The film opens with a daytime aerial shot over Moscow superimposed with opening credits for one minute and thirty-two seconds; then we get another thirty seconds of opening credits over Moscow at night. That equals two pages of stage direction. I realize that opening credits are necessary, but why did the director move from a daytime to a nighttime aerial over Moscow?
Perhaps the director, Vladimir Menshov, wanted his foreign audiences to realize that they were viewing Moscow, a perception that was best realized if the aerial shot were filmed during daylight, other viewers familiar with the Moscow nightline would immediately comprehend where the story begins. When I noticed this, I anticipated a script that was written to entertain both Russian and foreign audiences.
The only difficulty I experienced was interpreting Russian dialogue and symbolism indicative of the Soviet Union in 1958; there were certain scenes that were clearly “over my head. ” For example, in an early scene, Lyudmilla questions Katerina about a poet and his poem and shortly thereafter we watch a man condemned for placing his arm around a woman’s shoulder by a small group of people wearing red armbands. Was this the director’s intention for showing the audience what Moscow was like in 1958?
Shots of an avant-garde poet in the square standing next to a statue of a political figure (presumption) and reading poetry, forbidden displays of public affection-as innocent as placing an arm around the opposite sex–the shots worked with me, especially when Lyudmilla questioned the poem, but I was suspicious when the girls were unmindful of the “kissing police. ” I enjoyed the film, nonetheless, because of the character development by the screenwriter, Valentin Chernykh, who created believable characters with all the pain and struggle of Russian life.

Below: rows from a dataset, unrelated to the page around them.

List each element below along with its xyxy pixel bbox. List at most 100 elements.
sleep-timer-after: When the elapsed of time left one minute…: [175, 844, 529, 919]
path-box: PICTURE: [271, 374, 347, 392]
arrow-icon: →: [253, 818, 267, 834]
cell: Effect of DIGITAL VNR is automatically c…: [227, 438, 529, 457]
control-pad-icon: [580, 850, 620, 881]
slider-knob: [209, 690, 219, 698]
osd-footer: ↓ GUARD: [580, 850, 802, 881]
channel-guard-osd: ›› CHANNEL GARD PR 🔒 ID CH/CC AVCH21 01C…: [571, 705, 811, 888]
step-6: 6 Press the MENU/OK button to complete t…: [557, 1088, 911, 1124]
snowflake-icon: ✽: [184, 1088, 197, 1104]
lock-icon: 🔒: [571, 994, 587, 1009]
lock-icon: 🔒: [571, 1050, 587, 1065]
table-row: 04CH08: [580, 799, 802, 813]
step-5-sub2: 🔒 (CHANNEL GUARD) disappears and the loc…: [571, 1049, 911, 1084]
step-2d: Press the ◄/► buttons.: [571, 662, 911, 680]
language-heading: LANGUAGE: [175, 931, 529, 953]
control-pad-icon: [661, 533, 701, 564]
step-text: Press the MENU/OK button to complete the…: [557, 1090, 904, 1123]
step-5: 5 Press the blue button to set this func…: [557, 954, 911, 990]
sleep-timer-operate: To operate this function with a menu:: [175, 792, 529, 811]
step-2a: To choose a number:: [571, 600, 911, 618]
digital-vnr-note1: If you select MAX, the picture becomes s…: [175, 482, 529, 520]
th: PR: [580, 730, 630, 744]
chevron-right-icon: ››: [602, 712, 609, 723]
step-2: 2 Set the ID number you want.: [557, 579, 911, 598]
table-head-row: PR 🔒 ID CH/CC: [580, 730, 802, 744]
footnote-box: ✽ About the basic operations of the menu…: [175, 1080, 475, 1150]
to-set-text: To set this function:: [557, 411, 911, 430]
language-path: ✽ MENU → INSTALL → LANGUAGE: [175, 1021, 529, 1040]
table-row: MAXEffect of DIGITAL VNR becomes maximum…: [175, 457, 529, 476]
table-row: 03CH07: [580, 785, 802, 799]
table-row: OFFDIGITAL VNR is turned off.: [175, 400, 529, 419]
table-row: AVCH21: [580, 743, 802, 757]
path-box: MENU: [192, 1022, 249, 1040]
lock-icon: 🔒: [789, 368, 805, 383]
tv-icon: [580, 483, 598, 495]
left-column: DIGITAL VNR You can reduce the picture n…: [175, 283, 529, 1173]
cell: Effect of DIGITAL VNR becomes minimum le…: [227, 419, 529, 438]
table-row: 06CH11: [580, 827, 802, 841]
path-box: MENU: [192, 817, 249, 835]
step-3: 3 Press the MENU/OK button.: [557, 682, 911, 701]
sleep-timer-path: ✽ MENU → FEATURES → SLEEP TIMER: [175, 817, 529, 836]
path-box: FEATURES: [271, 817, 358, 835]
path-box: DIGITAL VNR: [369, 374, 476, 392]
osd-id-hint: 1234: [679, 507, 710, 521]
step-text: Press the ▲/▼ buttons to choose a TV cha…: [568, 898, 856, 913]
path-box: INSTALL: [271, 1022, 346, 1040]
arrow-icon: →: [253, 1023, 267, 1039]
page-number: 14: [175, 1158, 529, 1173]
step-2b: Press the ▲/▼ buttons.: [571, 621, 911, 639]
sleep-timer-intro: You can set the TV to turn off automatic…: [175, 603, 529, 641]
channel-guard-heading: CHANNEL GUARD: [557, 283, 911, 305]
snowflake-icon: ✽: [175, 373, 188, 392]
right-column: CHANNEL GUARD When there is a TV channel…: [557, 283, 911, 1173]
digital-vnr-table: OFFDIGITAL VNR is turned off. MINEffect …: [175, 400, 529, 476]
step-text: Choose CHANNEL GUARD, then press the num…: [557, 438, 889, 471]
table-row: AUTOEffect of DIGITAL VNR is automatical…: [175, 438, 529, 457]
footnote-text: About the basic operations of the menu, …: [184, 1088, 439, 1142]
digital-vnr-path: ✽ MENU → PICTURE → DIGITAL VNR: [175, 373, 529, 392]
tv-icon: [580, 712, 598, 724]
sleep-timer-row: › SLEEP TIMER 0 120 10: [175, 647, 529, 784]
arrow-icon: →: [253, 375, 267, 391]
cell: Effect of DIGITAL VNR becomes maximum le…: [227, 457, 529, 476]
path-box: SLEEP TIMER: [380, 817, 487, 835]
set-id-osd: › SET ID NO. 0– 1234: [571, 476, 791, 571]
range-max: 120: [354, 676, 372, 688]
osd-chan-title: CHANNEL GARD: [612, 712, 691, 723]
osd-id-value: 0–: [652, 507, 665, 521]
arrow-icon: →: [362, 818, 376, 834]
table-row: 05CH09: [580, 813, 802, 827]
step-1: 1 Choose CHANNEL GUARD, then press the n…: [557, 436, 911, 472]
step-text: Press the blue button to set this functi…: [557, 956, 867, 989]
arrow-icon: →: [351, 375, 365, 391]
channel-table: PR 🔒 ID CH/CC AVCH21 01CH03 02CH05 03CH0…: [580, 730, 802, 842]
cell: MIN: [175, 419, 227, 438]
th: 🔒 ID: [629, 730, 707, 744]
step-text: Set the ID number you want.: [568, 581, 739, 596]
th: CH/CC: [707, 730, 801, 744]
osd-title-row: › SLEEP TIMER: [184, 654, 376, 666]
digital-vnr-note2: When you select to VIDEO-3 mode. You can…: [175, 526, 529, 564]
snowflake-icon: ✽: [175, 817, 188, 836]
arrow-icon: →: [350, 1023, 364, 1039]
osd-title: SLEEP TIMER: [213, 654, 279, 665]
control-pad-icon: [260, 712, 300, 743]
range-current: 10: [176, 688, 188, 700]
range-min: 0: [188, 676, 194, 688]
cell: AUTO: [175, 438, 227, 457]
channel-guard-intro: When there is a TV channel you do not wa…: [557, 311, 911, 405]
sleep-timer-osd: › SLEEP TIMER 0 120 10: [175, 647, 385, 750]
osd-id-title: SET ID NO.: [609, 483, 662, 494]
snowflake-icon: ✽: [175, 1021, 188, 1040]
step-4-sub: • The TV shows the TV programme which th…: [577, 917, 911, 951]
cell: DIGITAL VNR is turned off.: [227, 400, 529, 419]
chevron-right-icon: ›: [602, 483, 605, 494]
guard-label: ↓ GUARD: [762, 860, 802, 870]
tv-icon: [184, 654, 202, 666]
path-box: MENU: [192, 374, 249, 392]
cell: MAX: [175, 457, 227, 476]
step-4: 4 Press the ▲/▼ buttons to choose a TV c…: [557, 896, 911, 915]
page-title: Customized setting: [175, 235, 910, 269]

I made a dumb mistake and rented a dubbed version of the film, but my overall impression was good and the first act of the woman’s dormitory was a recognizable plot that I anticipated would hit with some funny and awkward scenes. The idea that three young factory workers living together in a dormitory in search of a successful man-and two of them getting the chance of posing as university students living at home with a fabricated professor father when Katerina minds her Aunts apartment in the prestigious section of Moscow-was an energetic theme. Each girl has their own individualities that make them successful characters in the film.
They are the type of characters that we see in American films. Lyudmilla, conniving and ambitious and usually ends up least happy; Antonina, timid and has less prominence in the film but endures, and, Katerina, the leading character, independent and motivated. I enjoy multiple character single action films. I tend to cling on to one character throughout the film, or at least until my character does something disapproving. My hook was Katerina, but I later switched to Gosha because he was an honest and intelligent character that maintained a curious personality throughout the film.
I liked Katerina in the beginning of the film because of her honesty and intelligence, but grew to dislike her for not informing the camera man that she was pregnant with his child, for not informing her daughter of the that same fact, for being a mistress, and for her coldness and dishonesty to Gosha in their relationship. I think the success of this film is attributable to the time of its release. An article concerning the modern problems of Russian cinema in what it terms: “the transition period,” discusses the decline in Russian cinema since the period of perestroika-glasnost, the years 1986-1991.
[T]he late 1980s, the average Russian went to see films fourteen times a year, the world’s highest movie going figure. [… ] The average Russian went to see a film less than once a year in 1996. [… ] State funding shrank for cinema, as did family budgets. [… ] if Russians went to a movie theater, it was for a foreign, probably an American film. [… ] The film critic Daniel Dondurei summed up the general inclinations of the Russian viewer this way: ‘Russian films shot before Chernenko [i. e. , before 1984] always win over films from late Gorbachev times.
All the old Soviet films compete remarkably with the freshest American crop. But new Russian cinema loses to both. ‘ (Menashe). I think that Russian cinema is in revival due to independent production companies. Independent films are expanding steadfastly onto television, and both single and multi-screen theaters throughout the world. I think if this film had been produced in 2002 it would be considered an independent film not because of its budget (I believe it was made for 300k) but due to its human aspect quality and lack of special effects.
I thought the film was successful in conflict and realism, too, but I thought the editing could have been better. Several scenes did not fit, for example, one scene when Gosha and his friend fought a group of teenage boys antagonizing Alexandra’s boyfriend. By that point in the film, the audience already knows Gosha’s fatherly trait. I thought Gosha became a strong character in the film, but a too late. Menshov should have introduced Gosha early in the film, but nonchalantly and briefly; let the audience anticipate his reappearance. Another thought I had was that the narrative was not strong.
The characters conflicts continue to play out in a collage with no real resolution at the end. The audience does not walk away with the feeling that the girls have found success or wisdom in companionship other than the failed relationship of Lyudmilla and her continued quest for a prosperous man and Katerina’s remark that she has been searching for a man like Gosha for a long time.